Getting served

I’m a paranoid diner. I probably say "Thank you" after every phrase I exchange with my server (even when he brings me the wrong dish or overcharges me), and more often than not I over-tip to the chagrin of my boyfriend, who literally counts the pennies in his jean pockets and briefcase. I have three reasons for being the way I am:

1)
My history teacher in high school once worked in a pizza parlor and when he would get pissed at his customers, he would get the mop and squeeze its juicy contents onto the pizza that was about to be baked. Then I saw on a TV show that some rancorous servers would add their bodily fluids and piss to their customer’s food. So if you already know that you are a nightmare of a customer and think they just spit on your food, know that there is a lot more rock ‘n’ roll happening in your beef stew.

2)
It’s a bitch to be a waiter. You get the blame if the food is lame when all you did was put it on their tables. Talk about shooting the messenger.

3)
Rude and boorish table manners are sick to look at. Seeing a patron deck his hapless waiter with insults makes my stomach churn, and I’m guessing this happens to them at least twice a day. With that said, I try not to be a bitch not only to waiters, but to the whole service industry. I mean, have you ever had a bad massage, and you just took it even if your bones were crying for help, just so you wouldn’t hurt the masseuse’s feelings? I’ve had so many of those that I could actually put up my own spa if I were compensated for all the bad massages I’ve had in my life. I mean, what do you do? Do you tell them to stop or ask for someone else? Gulp. I’ll just take the muscle raping.

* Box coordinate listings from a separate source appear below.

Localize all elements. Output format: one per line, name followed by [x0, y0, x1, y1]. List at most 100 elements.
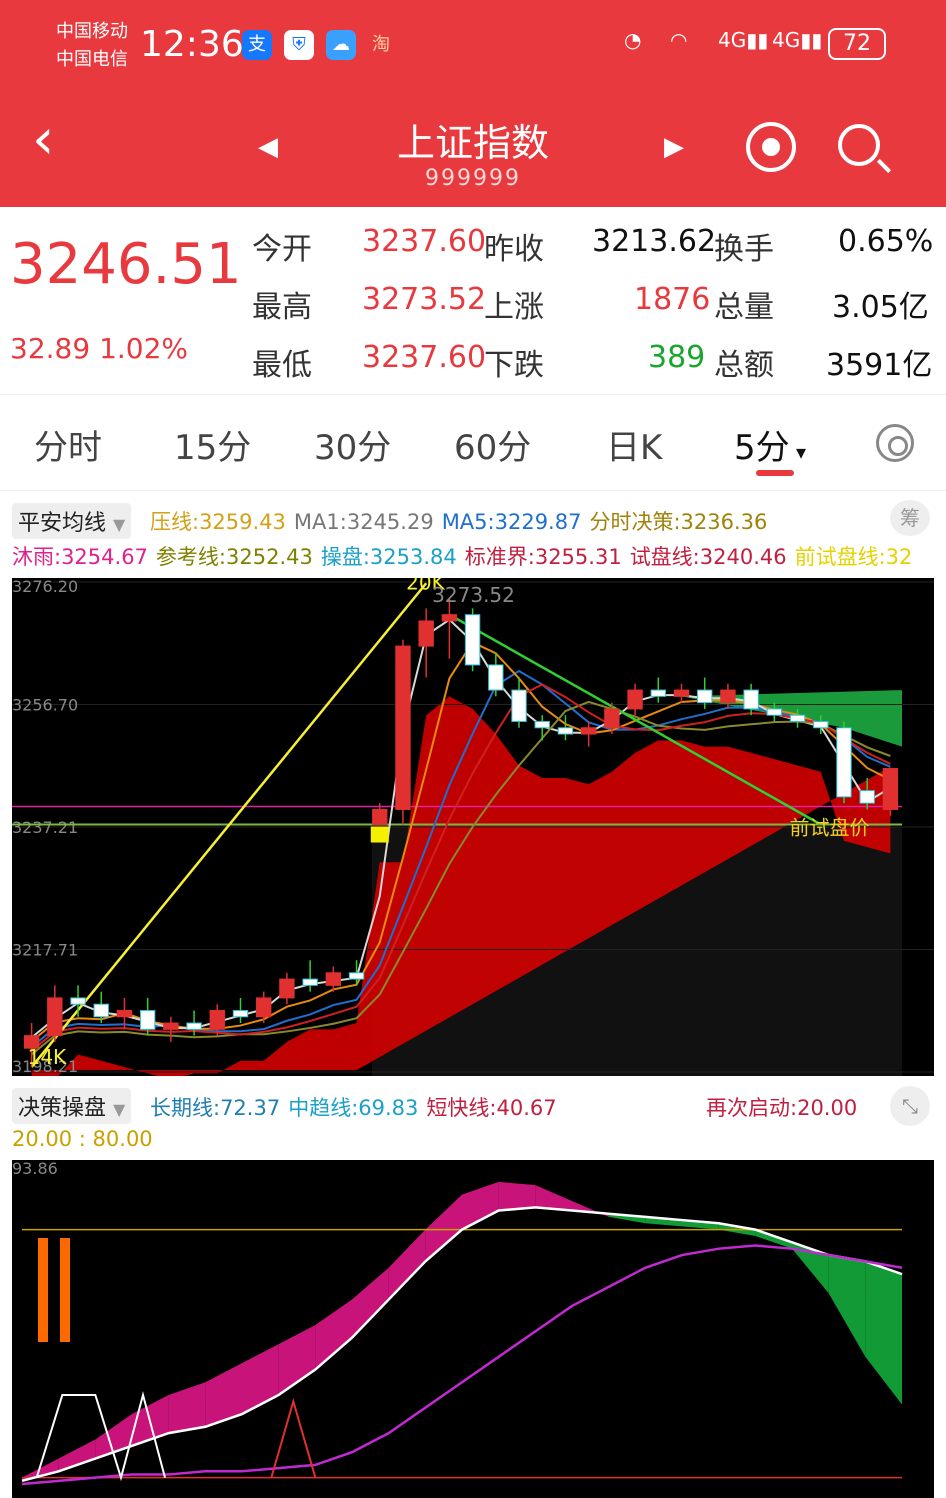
change-value: 32.89 [10, 332, 91, 365]
band-segment [168, 1382, 206, 1434]
carrier-info: 中国移动 中国电信 [56, 18, 128, 74]
band-segment [352, 1267, 389, 1338]
tab-30min[interactable]: 30分 [314, 420, 391, 469]
volume-value: 3.05亿 [832, 290, 929, 325]
chip-distribution-button[interactable]: 筹 [890, 500, 930, 536]
turnover-label: 换手 [714, 232, 774, 267]
alarm-clock-icon[interactable] [746, 122, 796, 172]
y-tick-label: 93.86 [12, 1160, 58, 1178]
y-tick-label: 3217.71 [12, 940, 78, 959]
orange-bar-signal [38, 1238, 48, 1342]
candle-body [580, 727, 597, 735]
chevron-down-icon: ▼ [113, 1100, 126, 1119]
candle-body [627, 689, 643, 710]
candle-body [511, 689, 527, 722]
amount-label: 总额 [714, 348, 774, 383]
search-icon[interactable] [838, 124, 880, 166]
main-legend-item-2-0: 沐雨:3254.67 [12, 545, 148, 569]
active-tab-indicator [756, 470, 794, 476]
candle-body [348, 972, 365, 980]
candle-body [186, 1022, 202, 1030]
speed-icon: ◔ [624, 28, 642, 52]
candle-body [813, 720, 829, 729]
candle-body [232, 1009, 249, 1018]
band-segment [388, 1229, 426, 1300]
sub-indicator-levels: 20.00 : 80.00 [12, 1127, 153, 1151]
candle-body [116, 1009, 133, 1018]
y-tick-label: 3237.21 [12, 818, 78, 837]
tab-15min[interactable]: 15分 [174, 420, 251, 469]
candle-body [859, 790, 875, 804]
candle-body [882, 768, 899, 810]
divider [0, 394, 946, 395]
advancers-label: 上涨 [484, 290, 544, 325]
amount-value: 3591亿 [826, 348, 933, 383]
annotation-high: 3273.52 [432, 583, 515, 607]
settings-icon[interactable] [876, 424, 914, 462]
band-segment [58, 1439, 96, 1472]
band-segment [498, 1181, 536, 1211]
restart-number: 20.00 [797, 1096, 858, 1120]
candle-body [836, 727, 852, 798]
candle-body [464, 614, 481, 666]
sub-indicator-selector[interactable]: 决策操盘 ▼ [12, 1088, 132, 1124]
candle-body [673, 689, 690, 697]
main-legend-item-2: MA5:3229.87 [441, 510, 582, 534]
band-segment [278, 1325, 316, 1395]
battery-indicator: 72 [828, 28, 886, 60]
candle-body [279, 978, 295, 999]
decision-indicator-chart[interactable]: 93.86 [12, 1159, 934, 1498]
sub-legend-item-1: 中趋线:69.83 [288, 1096, 419, 1120]
candle-body [209, 1009, 225, 1030]
band-segment [865, 1261, 902, 1405]
candle-body [720, 689, 736, 704]
decision-indicator-svg: 93.86 [12, 1159, 903, 1486]
main-legend-item-1: MA1:3245.29 [293, 510, 434, 534]
open-label: 今开 [252, 232, 312, 267]
main-legend-item-3: 分时决策:3236.36 [589, 510, 768, 534]
signal-marker [370, 826, 389, 843]
candle-body [441, 614, 458, 622]
signal-label-2: 4G [772, 28, 801, 52]
candle-body [70, 997, 86, 1005]
sub-legend-item-0: 长期线:72.37 [150, 1096, 281, 1120]
alipay-icon: 支 [242, 30, 272, 60]
candle-body [93, 1003, 109, 1018]
tab-60min[interactable]: 60分 [454, 420, 531, 469]
tab-minute[interactable]: 分时 [34, 420, 102, 469]
signal-label-1: 4G [718, 28, 747, 52]
chevron-down-icon: ▼ [113, 515, 126, 534]
carrier-2: 中国电信 [56, 49, 128, 70]
candle-body [488, 664, 504, 691]
shield-icon: ⛨ [284, 30, 314, 60]
kline-chart[interactable]: 3276.20 3256.70 3237.21 3217.71 3198.21 20K 32… [12, 571, 934, 1105]
tab-daily[interactable]: 日K [606, 420, 662, 469]
main-indicator-values-1: 压线:3259.43 MA1:3245.29 MA5:3229.87 分时决策:323… [150, 506, 775, 536]
signal-icon-2: 4G▮▮ [772, 28, 823, 52]
expand-icon[interactable]: ⤡ [890, 1086, 930, 1126]
main-indicator-selector[interactable]: 平安均线 ▼ [12, 503, 132, 539]
restart-label: 再次启动: [706, 1096, 798, 1120]
candle-body [789, 714, 806, 722]
tab-5min[interactable]: 5分 ▾ [734, 420, 806, 469]
main-indicator-name: 平安均线 [18, 511, 107, 536]
next-stock-icon[interactable]: ▶ [664, 132, 684, 162]
main-legend-item-2-2: 操盘:3253.84 [320, 545, 457, 569]
current-price: 3246.51 [10, 232, 242, 297]
carrier-1: 中国移动 [56, 21, 128, 42]
candle-body [650, 689, 666, 697]
low-value: 3237.60 [362, 340, 487, 375]
y-tick-label: 3256.70 [12, 696, 78, 715]
advancers-value: 1876 [634, 282, 711, 317]
annotation-14k: 14K [28, 1045, 67, 1069]
candle-body [604, 708, 620, 729]
band-segment [572, 1200, 609, 1217]
candle-body [47, 997, 63, 1037]
weather-icon: ☁ [326, 30, 356, 60]
main-legend-item-2-1: 参考线:3252.43 [155, 545, 313, 569]
high-label: 最高 [252, 290, 312, 325]
sub-indicator-values: 长期线:72.37 中趋线:69.83 短快线:40.67 [150, 1092, 565, 1122]
tab-5min-label: 5分 [734, 428, 790, 468]
candle-body [395, 645, 411, 810]
annotation-prev-test-price: 前试盘价 [790, 816, 870, 840]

However, there are times when they just know how to tickle your inner bitch. My Internet service took a month to install. It’s 2006. The wizards installing my portal to the universe repeatedly were playing red rover with one another because they could not install Internet service in my Mac. At first I played it cool; I politely asked them to use the configuration for Apple computers, until my skin turned green and I was suddenly the poor man’s version of the Hulk kicking around a stapler out of frustration. In the end it was my gay techie friend who did the job in five minutes.

Then there’s the clothing store where I asked to put a certain piece on hold because I needed to withdraw cash; after 30 minutes (the piece was not on sale), they sold it to someone else. Did she not note the covetous look on my face when I asked her to keep it in the back closet so no other Nancy could get her Caronia-coated nails on it? When I asked why, almost with a lump in my throat, she had sold it, she simply said, "People say that all the time but they never come back." I was a victim of bad customer backlash.

It’s like I’m in a trailer movie. You notice how in trailers movies make more sense than the actual movies themselves? If I edited out the loooooong waits and hidden fees and useless conversations, it would actually be a functional life.

Speaking of trailer movies, aren’t there just so many of them right now? Click, The Break-Up, Fierce People, Superman and, most disappointingly, Miami Vice. I mean, come on, Sonny Crocket with an Irish accent? And don’t get me started on Gong Li and her Mojitos. Watching bad trailer movies is like the cinematic equivalent of lobby hotels (think of all those Schrager on hotels with prison cell-like rooms). Like bad massages, with bad movies you can’t get your money back. Some movies are just rude. Like Fierce People, which was a great batter of literary cookie dough for the have-to-haves, but the movie couldn’t get its tribes right. Griffin Dunne, son of Dominic, he of the Lily Safras and Michael Skakels, seems to confuse South American aborigine tribes with the Casadeis moderne. Who can forget such a sensationally retarded foible in history? I mean, they were speaking in full-on Tagalog in the movie! Even our Casadeis knew how to mumble their words for the peeps in National Geographic.

I’m sick of this paying-and-getting-nowhere lifestyle. I know I’m jumping, but somewhere in this letter of complaint to no one in particular lies a message. I dream of the day turnkey living will be ours. Till then, pass the chamomile, please.